June 9, 1945
WASHINGTON, Friday – At the moment, certain actions of American Communists in this country have added fuel to the general fear of Communism as an international force.
Earl Browder has been reprimanded for an attitude which many of us believed had represented the attitude of the Soviet government.
We, in this country, feel that any nation has a right within its own borders to the kind of government it feels best meets the needs of the people. It is only when those beliefs begin to encroach on other nations and on other people, and to endanger their free beliefs and actions by attempting to propagandize them, either openly or secretly, that fear is awakened. The next step, we have learned through the rise of Fascism, is to try by force to push upon the rest of the world the beliefs which your particular nation holds. That is what we, including the Soviet Union, have had to fight, and the war has been a long, cruel war.
It frightens us to see any group in our midst proposing to propagandize instead of cooperating where possible and letting people think and act for themselves. This might lead to war at home and abroad. Therefore, the French Communist leader and the American Communists who encourage a policy of world revolution have done the peace of the world harm.
The American Communist Party had been cooperative where they could be. But now, as we understand it, they are out to force Communism on our democracy. That we will not tolerate.
I am not afraid of the Communists in the United States. They are a very small group, and my feeling has always been that as long as the needs of our people are met by our own form of government, democracy need have no fear of the growth of other ideas, either in the field of economics or of government.

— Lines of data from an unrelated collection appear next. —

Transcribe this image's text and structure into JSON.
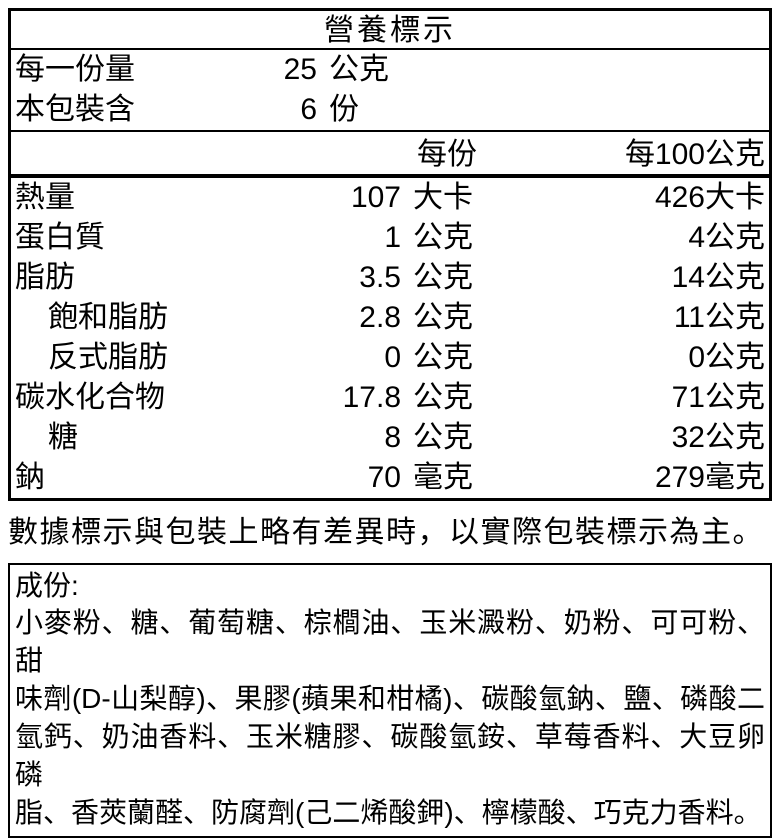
{
  "title": "營養標示",
  "serving_info": {
    "rows": [
      {
        "label": "每一份量",
        "value": "25",
        "unit": "公克"
      },
      {
        "label": "本包裝含",
        "value": "6",
        "unit": "份"
      }
    ]
  },
  "columns": {
    "per_serving": "每份",
    "per_100g": "每100公克"
  },
  "nutrients": [
    {
      "label": "熱量",
      "per_serving": "107",
      "unit": "大卡",
      "per_100g": "426大卡"
    },
    {
      "label": "蛋白質",
      "per_serving": "1",
      "unit": "公克",
      "per_100g": "4公克"
    },
    {
      "label": "脂肪",
      "per_serving": "3.5",
      "unit": "公克",
      "per_100g": "14公克"
    },
    {
      "label": "飽和脂肪",
      "per_serving": "2.8",
      "unit": "公克",
      "per_100g": "11公克"
    },
    {
      "label": "反式脂肪",
      "per_serving": "0",
      "unit": "公克",
      "per_100g": "0公克"
    },
    {
      "label": "碳水化合物",
      "per_serving": "17.8",
      "unit": "公克",
      "per_100g": "71公克"
    },
    {
      "label": "糖",
      "per_serving": "8",
      "unit": "公克",
      "per_100g": "32公克"
    },
    {
      "label": "鈉",
      "per_serving": "70",
      "unit": "毫克",
      "per_100g": "279毫克"
    }
  ],
  "note": "數據標示與包裝上略有差異時，以實際包裝標示為主。",
  "ingredients": {
    "label": "成份:",
    "lines": [
      "小麥粉、糖、葡萄糖、棕櫚油、玉米澱粉、奶粉、可可粉、甜",
      "味劑(D-山梨醇)、果膠(蘋果和柑橘)、碳酸氫鈉、鹽、磷酸二",
      "氫鈣、奶油香料、玉米糖膠、碳酸氫銨、草莓香料、大豆卵磷",
      "脂、香莢蘭醛、防腐劑(己二烯酸鉀)、檸檬酸、巧克力香料。"
    ]
  },
  "colors": {
    "text": "#000000",
    "background": "#ffffff",
    "border": "#000000"
  }
}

As a people, we are not afraid of the Soviet Union. We feel kindly toward the Soviet people. Our soldiers admire them, and so do our people generally, for the way they have fought in the war. We do not understand them very well, nor do we understand their problems or their real feelings about things which affect us deeply. That understanding can only come gradually, as we get to know each other better, and we cannot know each other unless we live in a peaceful world.
The sooner we clear up authoritatively this whole situation of the Communist Party outside of the Soviet Union, the better chance we will have for peace in the future. The Russian people should know this, and so should the people of the United States. If they both demand a clarification of a situation which may grow until it endangers peace in the world, responsible people will have to listen. Light may break on what now seems a situation through which all the people who want to make trouble between the United States and the Soviet Union can do so.